Affixes and number of syllables
There is a general preference in Yidiny that as many words as possible should have an even number of syllables. It is for this reason that the affixes differ according to the word to which they are added. For example: the past tense affix is -nyu when the verbal root has three syllables, producing a word that has four syllables: majinda- 'walk up' becomes majindanyu in the past tense, whereas with a disyllabic root the final vowel is lengthened and -Vny is added: gali- 'go' becomes galiiny in the past tense, thus producing a word that has two syllables. The same principle applies when forming the genitive: waguja- + -ni = wagujani 'man's', bunya- + -Vn- = bunyaan 'woman's'. The preference for an even number of syllables is retained in the affix that shows a relative clause: -nyunda is used with a verb that has two or four syllables, giving a word that has four syllables whereas a word that has three or five syllables takes -nyuun, giving a word that has four syllables.
Some words
bunggu. 'Knee,' but more extensively: 'That part of the body of anything which, in moving, enables the rest of the body or object to be propelled.' This is used of the hump in a snake's back as it wriggles, the swish point of a crocodile's tail, or the wheel of a car or tractor.

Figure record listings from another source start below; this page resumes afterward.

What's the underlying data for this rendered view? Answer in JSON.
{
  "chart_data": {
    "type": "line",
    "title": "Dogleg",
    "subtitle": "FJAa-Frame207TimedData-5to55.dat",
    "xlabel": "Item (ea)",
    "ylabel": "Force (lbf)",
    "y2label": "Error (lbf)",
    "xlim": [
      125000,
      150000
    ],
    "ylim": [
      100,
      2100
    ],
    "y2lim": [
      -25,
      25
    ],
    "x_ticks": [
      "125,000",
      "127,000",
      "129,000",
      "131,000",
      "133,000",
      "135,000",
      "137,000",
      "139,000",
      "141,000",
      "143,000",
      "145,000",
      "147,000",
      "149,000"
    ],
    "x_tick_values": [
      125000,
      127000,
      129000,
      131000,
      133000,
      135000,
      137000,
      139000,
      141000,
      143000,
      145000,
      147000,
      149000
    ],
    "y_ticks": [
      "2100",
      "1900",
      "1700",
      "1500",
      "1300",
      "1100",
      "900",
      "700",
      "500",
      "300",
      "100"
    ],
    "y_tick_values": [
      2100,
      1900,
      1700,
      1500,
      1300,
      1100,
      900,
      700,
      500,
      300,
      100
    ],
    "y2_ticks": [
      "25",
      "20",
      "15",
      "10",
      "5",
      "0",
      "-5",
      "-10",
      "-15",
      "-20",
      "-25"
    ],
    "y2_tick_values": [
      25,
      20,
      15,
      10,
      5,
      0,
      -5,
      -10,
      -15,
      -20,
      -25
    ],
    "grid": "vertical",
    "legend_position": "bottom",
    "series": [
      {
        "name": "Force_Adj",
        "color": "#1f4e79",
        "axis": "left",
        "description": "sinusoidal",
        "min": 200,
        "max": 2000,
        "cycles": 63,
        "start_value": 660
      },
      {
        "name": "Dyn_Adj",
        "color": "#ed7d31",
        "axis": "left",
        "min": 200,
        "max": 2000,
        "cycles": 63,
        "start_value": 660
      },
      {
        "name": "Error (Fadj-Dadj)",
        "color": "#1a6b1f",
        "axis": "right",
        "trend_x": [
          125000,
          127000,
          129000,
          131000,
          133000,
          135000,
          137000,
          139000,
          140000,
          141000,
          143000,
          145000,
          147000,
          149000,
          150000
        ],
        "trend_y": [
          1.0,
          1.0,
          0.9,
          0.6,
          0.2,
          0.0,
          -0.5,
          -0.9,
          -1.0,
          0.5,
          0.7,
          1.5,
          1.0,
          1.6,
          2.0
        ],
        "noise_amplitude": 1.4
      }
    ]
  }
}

jilibura. 'Green ant'. It was squeezed, and the 'milk' it yielded was then mixed with the ashes of a gawuul, or from a murrgan or a bagirram tree, and the concoction then drunk to clear headaches. The classifier used for ants,munyimunyi was used for all species, such as the gajuu and burrbal,, but never for a jilibura because it was different, having a medicinal use.